Crónicas agostadas 6
La realidad, y su espejo más inmediato, la tele, se han poblado (petado, en la jerga del día) de zombis. No se sabe si surgieron del telediario e invadieron las series y otros formatos conexos o si, al contrario, fueron las fórmulas de entretenimiento las que contaminaron los informativos. A estas alturas del curso resultan indistinguibles. Ese estado de muertos vivientes resulta pertinente a la época estival, donde el tiempo está detenido y la fábula se confunde con la historia en la duermevela de una siesta perpetua. El presidente francés quiere un estatus especial y oficial para su cónyuge y los espectadores creen estar viendo Macbeth, que a su vez también se veía asaltado por los espectros de sus víctimas. Los zombis y la televisión forman un sintagma muy consolador. Los primeros representan el horror a la muerte en vida y la segunda transforma este espanto en una irrealidad absoluta. El plasma que defiende a don Rajoy de la materialidad de los hechos, nos defiende a los demás de él, que, con sus andares afanosos y sus braceos desmedrados por los bosques gallegos y su parla redundante y obvia ante los micrófonos, recuerda bien a un zombi en la segunda acepción que el diccionario rae da a la palabra. No olvidemos, además, que los zombis son inmortales, otra cualidad política que adorna a nuestros bienamado presidente. La dilución de los límites entre la realidad y la fantasía y entre la vida y la muerte no es solo un pasatiempo estival sino un anhelo al que los más listos de entre nosotros encuentran base científica.
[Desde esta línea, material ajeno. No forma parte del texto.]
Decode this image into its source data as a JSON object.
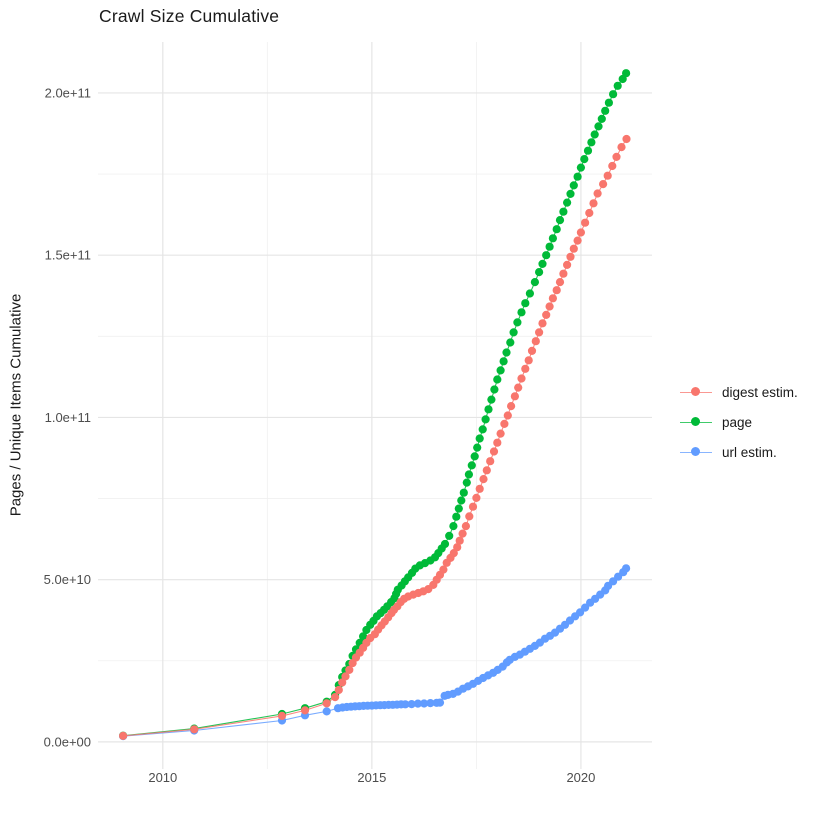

La transhumanidad es un palabro de nuevo cuño en el que, como en posverdad, el prefijo connota el hecho de que nos hemos salido de cacho o estamos a punto de hacerlo y alude a un proceso de transferencia de lo humano hacia la tecnología o, dicho en romance, hablamos de nuestra conversión en robots. Los zombis, aún materia orgánica, son los despojos del proceso y nuestra afición a ellos debe entenderse como una celebración melancólica de nuestra propia extinción. El proceso ya está en marcha: estas notas serían imposibles sin la memoria externa que proporciona internet y sus innumerables bases de datos combinadas y entrelazadas. En algún punto del proceso de escritura, entre las ocurrencias del autor y su conversión en palabras en código binario media una conspiración de algoritmos. El autor mira sus manos que teclean en la consola, estimuladas por impulsos neuronales y guiadas por lo que queda de un orden mental afanosamente construido durante toda una vida, y ve dos residuos de materia orgánica en pos de ¿qué? Si se hubiera hecho esa pregunta mucho antes, habría respondido, de la inmortalidad. Pero ahora lo sabe mejor, está en fase de transhumanización, es decir, de convertirse en zombi.